Employers need to be mindful of the significant differences globally in how mental health is viewed and treated, when it comes to managing an international workforce. Disparities in both attitudes to, and treatment of, mental ill-health could make the difference between an international post succeeding or failing, if not understood and managed effectively.
It is estimated that 300 million people suffer from depression worldwide and 260 million have anxiety disorders.* But in low- and middle-income countries (such as many countries throughout Sub-Saharan Africa **), between 76% and 85% of people with mental disorders receive no treatment for a mental health disorder – resulting in many suffering alone.*** In high-income countries (such as the United States), between 35% and 50% of people with mental disorders are in the same situation.
Mental health is an issue that affects employers, as The World Health Organisation estimates it costs business $1 trillion a year in lost productivity. It’s therefore within the interest of businesses to ensure that provisions are in place to support mental health and in turn boost productivity.
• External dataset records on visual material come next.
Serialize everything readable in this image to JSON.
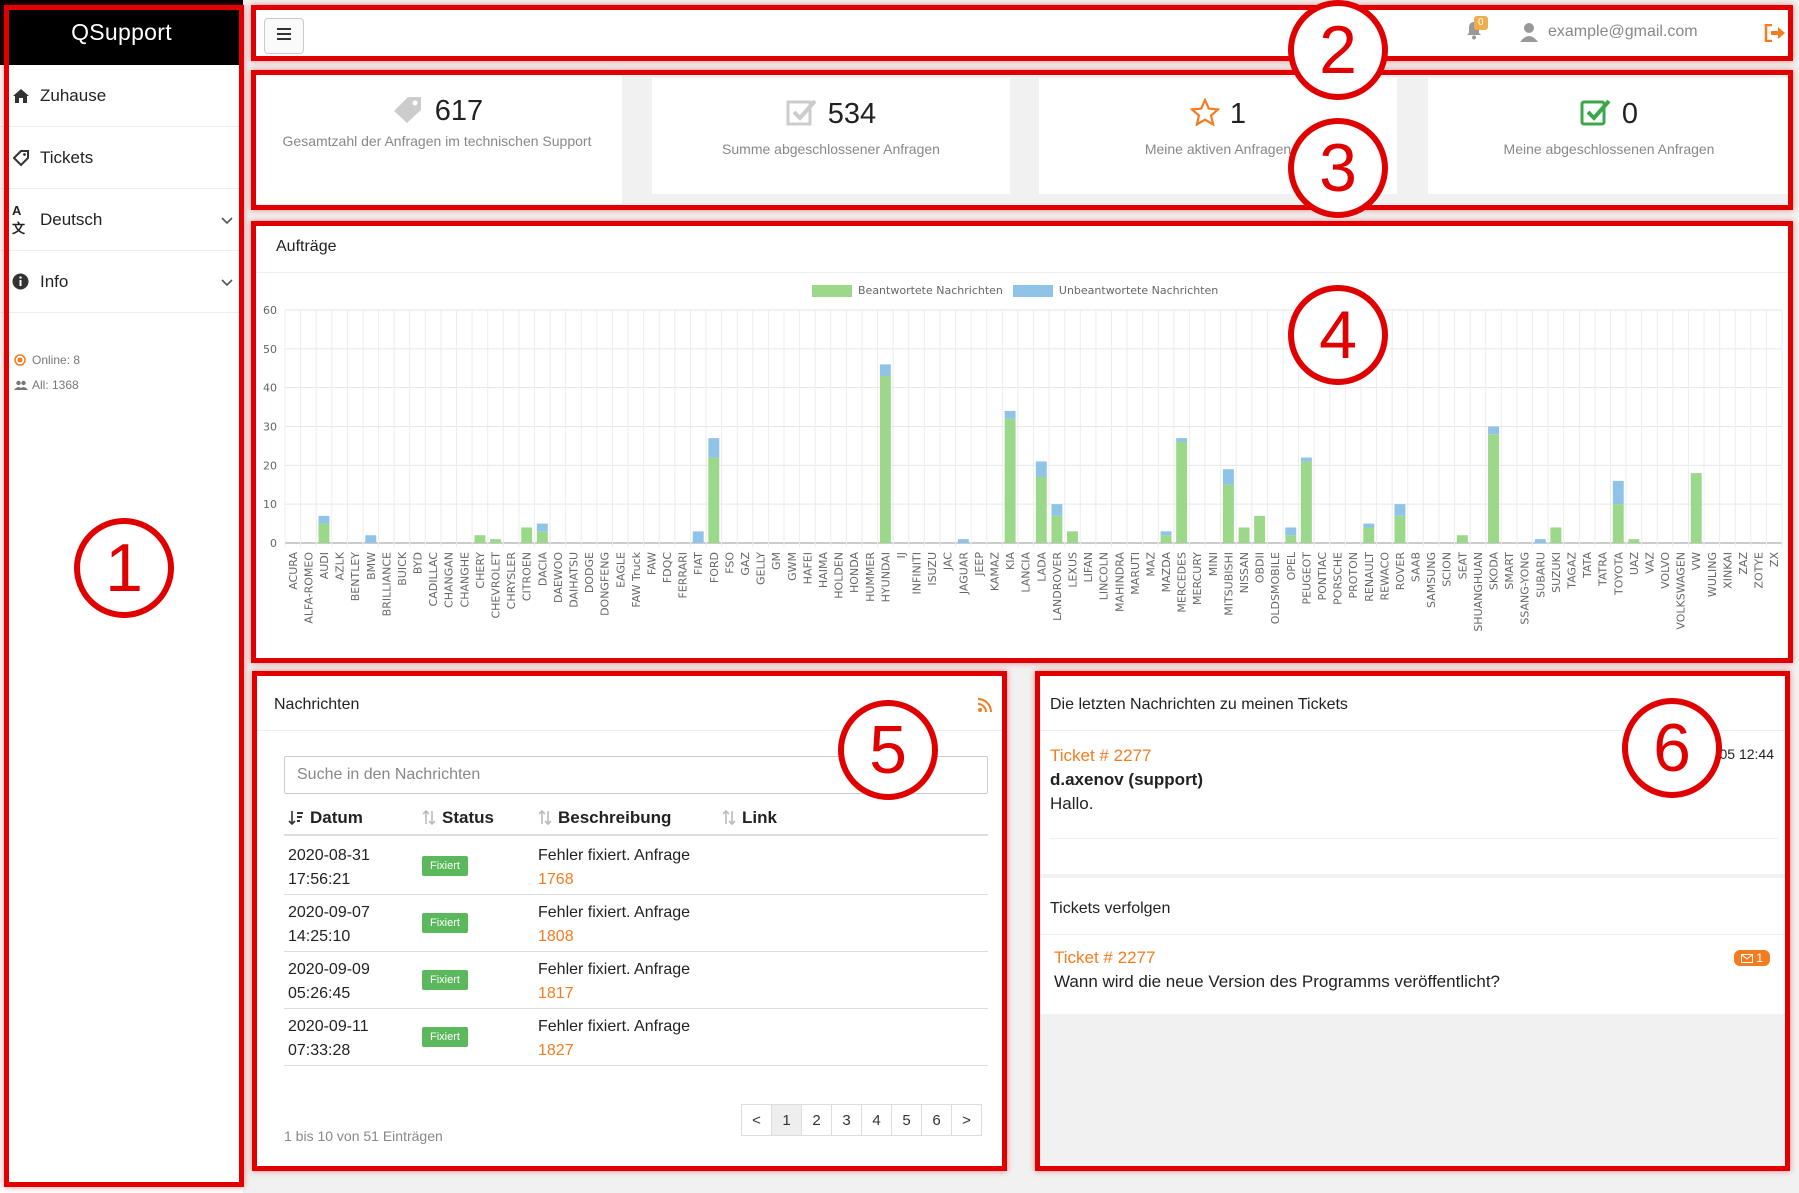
{
  "app": {
    "title": "QSupport"
  },
  "sidebar": {
    "items": [
      {
        "label": "Zuhause",
        "icon": "home-icon"
      },
      {
        "label": "Tickets",
        "icon": "tag-icon"
      },
      {
        "label": "Deutsch",
        "icon": "translate-icon"
      },
      {
        "label": "Info",
        "icon": "info-icon"
      }
    ],
    "online": "Online: 8",
    "all": "All: 1368"
  },
  "topbar": {
    "notification_count": "0",
    "user_email": "example@gmail.com"
  },
  "stats": [
    {
      "value": "617",
      "label": "Gesamtzahl der Anfragen im technischen Support",
      "icon": "tag-icon"
    },
    {
      "value": "534",
      "label": "Summe abgeschlossener Anfragen",
      "icon": "checkbox-icon"
    },
    {
      "value": "1",
      "label": "Meine aktiven Anfragen",
      "icon": "star-icon"
    },
    {
      "value": "0",
      "label": "Meine abgeschlossenen Anfragen",
      "icon": "checked-box-icon"
    }
  ],
  "chart_panel": {
    "title": "Aufträge"
  },
  "chart_data": {
    "type": "bar",
    "stacked": true,
    "ylim": [
      0,
      60
    ],
    "yticks": [
      0,
      10,
      20,
      30,
      40,
      50,
      60
    ],
    "legend_position": "top",
    "categories": [
      "ACURA",
      "ALFA-ROMEO",
      "AUDI",
      "AZLK",
      "BENTLEY",
      "BMW",
      "BRILLIANCE",
      "BUICK",
      "BYD",
      "CADILLAC",
      "CHANGAN",
      "CHANGHE",
      "CHERY",
      "CHEVROLET",
      "CHRYSLER",
      "CITROEN",
      "DACIA",
      "DAEWOO",
      "DAIHATSU",
      "DODGE",
      "DONGFENG",
      "EAGLE",
      "FAW Truck",
      "FAW",
      "FDQC",
      "FERRARI",
      "FIAT",
      "FORD",
      "FSO",
      "GAZ",
      "GELLY",
      "GM",
      "GWM",
      "HAFEI",
      "HAIMA",
      "HOLDEN",
      "HONDA",
      "HUMMER",
      "HYUNDAI",
      "IJ",
      "INFINITI",
      "ISUZU",
      "JAC",
      "JAGUAR",
      "JEEP",
      "KAMAZ",
      "KIA",
      "LANCIA",
      "LADA",
      "LANDROVER",
      "LEXUS",
      "LIFAN",
      "LINCOLN",
      "MAHINDRA",
      "MARUTI",
      "MAZ",
      "MAZDA",
      "MERCEDES",
      "MERCURY",
      "MINI",
      "MITSUBISHI",
      "NISSAN",
      "OBDII",
      "OLDSMOBILE",
      "OPEL",
      "PEUGEOT",
      "PONTIAC",
      "PORSCHE",
      "PROTON",
      "RENAULT",
      "REWACO",
      "ROVER",
      "SAAB",
      "SAMSUNG",
      "SCION",
      "SEAT",
      "SHUANGHUAN",
      "SKODA",
      "SMART",
      "SSANG-YONG",
      "SUBARU",
      "SUZUKI",
      "TAGAZ",
      "TATA",
      "TATRA",
      "TOYOTA",
      "UAZ",
      "VAZ",
      "VOLVO",
      "VOLKSWAGEN",
      "VW",
      "WULING",
      "XINKAI",
      "ZAZ",
      "ZOTYE",
      "ZX"
    ],
    "series": [
      {
        "name": "Beantwortete Nachrichten",
        "color": "#9bd88a",
        "values": [
          0,
          0,
          5,
          0,
          0,
          0,
          0,
          0,
          0,
          0,
          0,
          0,
          2,
          1,
          0,
          4,
          3,
          0,
          0,
          0,
          0,
          0,
          0,
          0,
          0,
          0,
          0,
          22,
          0,
          0,
          0,
          0,
          0,
          0,
          0,
          0,
          0,
          0,
          43,
          0,
          0,
          0,
          0,
          0,
          0,
          0,
          32,
          0,
          17,
          7,
          3,
          0,
          0,
          0,
          0,
          0,
          2,
          26,
          0,
          0,
          15,
          4,
          7,
          0,
          2,
          21,
          0,
          0,
          0,
          4,
          0,
          7,
          0,
          0,
          0,
          2,
          0,
          28,
          0,
          0,
          0,
          4,
          0,
          0,
          0,
          10,
          1,
          0,
          0,
          0,
          18,
          0,
          0,
          0,
          0,
          0
        ]
      },
      {
        "name": "Unbeantwortete Nachrichten",
        "color": "#8fc3e8",
        "values": [
          0,
          0,
          2,
          0,
          0,
          2,
          0,
          0,
          0,
          0,
          0,
          0,
          0,
          0,
          0,
          0,
          2,
          0,
          0,
          0,
          0,
          0,
          0,
          0,
          0,
          0,
          3,
          5,
          0,
          0,
          0,
          0,
          0,
          0,
          0,
          0,
          0,
          0,
          3,
          0,
          0,
          0,
          0,
          1,
          0,
          0,
          2,
          0,
          4,
          3,
          0,
          0,
          0,
          0,
          0,
          0,
          1,
          1,
          0,
          0,
          4,
          0,
          0,
          0,
          2,
          1,
          0,
          0,
          0,
          1,
          0,
          3,
          0,
          0,
          0,
          0,
          0,
          2,
          0,
          0,
          1,
          0,
          0,
          0,
          0,
          6,
          0,
          0,
          0,
          0,
          0,
          0,
          0,
          0,
          0,
          0
        ]
      }
    ]
  },
  "messages": {
    "title": "Nachrichten",
    "search_placeholder": "Suche in den Nachrichten",
    "columns": [
      "Datum",
      "Status",
      "Beschreibung",
      "Link"
    ],
    "rows": [
      {
        "date": "2020-08-31",
        "time": "17:56:21",
        "status": "Fixiert",
        "desc": "Fehler fixiert. Anfrage",
        "link": "1768"
      },
      {
        "date": "2020-09-07",
        "time": "14:25:10",
        "status": "Fixiert",
        "desc": "Fehler fixiert. Anfrage",
        "link": "1808"
      },
      {
        "date": "2020-09-09",
        "time": "05:26:45",
        "status": "Fixiert",
        "desc": "Fehler fixiert. Anfrage",
        "link": "1817"
      },
      {
        "date": "2020-09-11",
        "time": "07:33:28",
        "status": "Fixiert",
        "desc": "Fehler fixiert. Anfrage",
        "link": "1827"
      }
    ],
    "info": "1 bis 10 von 51 Einträgen",
    "pager": [
      "<",
      "1",
      "2",
      "3",
      "4",
      "5",
      "6",
      ">"
    ]
  },
  "latest": {
    "title": "Die letzten Nachrichten zu meinen Tickets",
    "ticket_ref": "Ticket # 2277",
    "time": "05 12:44",
    "user": "d.axenov (support)",
    "message": "Hallo."
  },
  "follow": {
    "title": "Tickets verfolgen",
    "ticket_ref": "Ticket # 2277",
    "message": "Wann wird die neue Version des Programms veröffentlicht?",
    "badge": "1"
  },
  "annotations": [
    "1",
    "2",
    "3",
    "4",
    "5",
    "6"
  ]
}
However, the culture of different countries can mean that mental ill-health is considered taboo and therefore not supported. Similarly, a long-hours culture can exacerbate mental health concerns, with research highlighting a correlation between extra-long working hours (55 hours and above) and a heightened risk of depression.**** In the UK, a standard working week is understood as 35-40 hours, yet eight in ten countries in the Middle East, for example, permit weekly working hours in excess of 60 hours – creating an extra-long working hours culture.***** Employers with staff abroad need to be mindful of the pressure this can place on employees, and offer support where possible.
There are a number of solutions available to provide staff with support, including offering a global employee assistance programme (EAP). This allows staff to potentially access a range of services 24/7 – including financial, legal and emotional support – to help them through difficult times, wherever they are based in the world. Employees are also able to talk to an adviser that has had an expat experience, of being in the same country and working long hours, and therefore provide advice on how to better manage their current situation. So, if mental ill-health is generally not discussed in the country the employee is in, they still have a confidential outlet for support if needed.
Sarah Dennis, head of international for The Health Insurance Group said:
“Countries around the world approach mental health very differently. Some actively encourage open and honest dialogue about mental health, to provide support where possible, and others view the subject as off-limits. But it’s clear that mental ill-health affects many of us, so providing support – that is confidential – can make the difference between an employee feeling able to continue an international post or not.”
The most crucial thing for businesses is to get the top team on board with understanding the value of maintaining good mental health. Information regarding where employees can access further mental health support is then disseminated more effectively, helping employees to not feel so alone if they are struggling. Understanding the financial benefits of supporting mental health is often the first incentive to gain senior buy-in, and the second is seeing the positive impact robust solutions can have on individual wellbeing and overall employee brand.